After Beijing authorities introduced a bunch of new rules to curtail the number of cars sold in the Chinese capital, dealerships are nothing more than empty halls, with new car buyers staying away from was has become a repulsive market for passenger cars. Beijing intended to reduce congestion across the city and try to fight pollution, allowing only a maximum of 240,000 vehicles to be registered in 2011.

This can only be good news for tree-huggers but, on the other hand, the auto industry sees new car sales going down and it's nobody there to rescue them. Not even the incentives or the tax breaks aimed at certain types of vehicles addressed to the Chinese market...

"We definitely won't make money this year,"
Li Hao, a Chery sales manager told AFP in an interview when talking about the way carmakers expect the auto industry to perform this year. "Our income and sales will definitely drop and I'm worried about my own income and job. Every car salesperson is thinking about this problem," he said, while revealing that the showroom he works in had not sold a car since December 24.

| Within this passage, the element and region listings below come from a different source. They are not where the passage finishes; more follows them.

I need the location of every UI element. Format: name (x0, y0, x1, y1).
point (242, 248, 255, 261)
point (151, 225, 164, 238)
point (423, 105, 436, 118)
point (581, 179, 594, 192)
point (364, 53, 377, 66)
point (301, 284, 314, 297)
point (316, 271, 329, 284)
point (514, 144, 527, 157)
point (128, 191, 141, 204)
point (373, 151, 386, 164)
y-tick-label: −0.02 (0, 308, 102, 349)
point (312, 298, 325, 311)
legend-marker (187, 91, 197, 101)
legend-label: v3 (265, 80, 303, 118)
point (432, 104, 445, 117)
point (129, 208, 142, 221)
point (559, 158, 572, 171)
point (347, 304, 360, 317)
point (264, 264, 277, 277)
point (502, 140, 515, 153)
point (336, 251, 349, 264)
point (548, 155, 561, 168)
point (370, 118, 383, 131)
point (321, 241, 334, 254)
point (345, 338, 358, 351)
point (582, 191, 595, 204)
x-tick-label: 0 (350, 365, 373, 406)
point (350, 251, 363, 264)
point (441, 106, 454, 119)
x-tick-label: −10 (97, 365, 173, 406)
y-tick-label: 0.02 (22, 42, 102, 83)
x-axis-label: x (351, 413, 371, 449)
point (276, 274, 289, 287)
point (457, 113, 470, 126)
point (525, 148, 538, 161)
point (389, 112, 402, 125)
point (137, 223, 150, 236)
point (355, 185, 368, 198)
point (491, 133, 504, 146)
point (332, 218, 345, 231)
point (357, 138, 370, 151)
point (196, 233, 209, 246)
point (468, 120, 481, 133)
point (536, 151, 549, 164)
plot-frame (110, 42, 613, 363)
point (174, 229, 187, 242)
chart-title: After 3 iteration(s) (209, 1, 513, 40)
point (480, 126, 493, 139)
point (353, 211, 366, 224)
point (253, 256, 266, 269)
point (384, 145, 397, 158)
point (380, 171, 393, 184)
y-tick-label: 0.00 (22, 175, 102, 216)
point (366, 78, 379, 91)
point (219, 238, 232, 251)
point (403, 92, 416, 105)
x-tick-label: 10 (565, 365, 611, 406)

But Beijing's municipal government wants to compress sales by up to 70 percent, ignoring complaints coming from automakers shouting that the auto sector in the region will be ruined this year.

“Definitely this will impact our sales in Beijing next year, But it's hard to say what percentage will be affected specifically. In fact, what worries me more is that other cities will follow Beijing's lead to issue such regulations, and that will have a bigger impact,” said Chery spokesman Jin Yibo in late December, after Beijing approved the new set of regulations.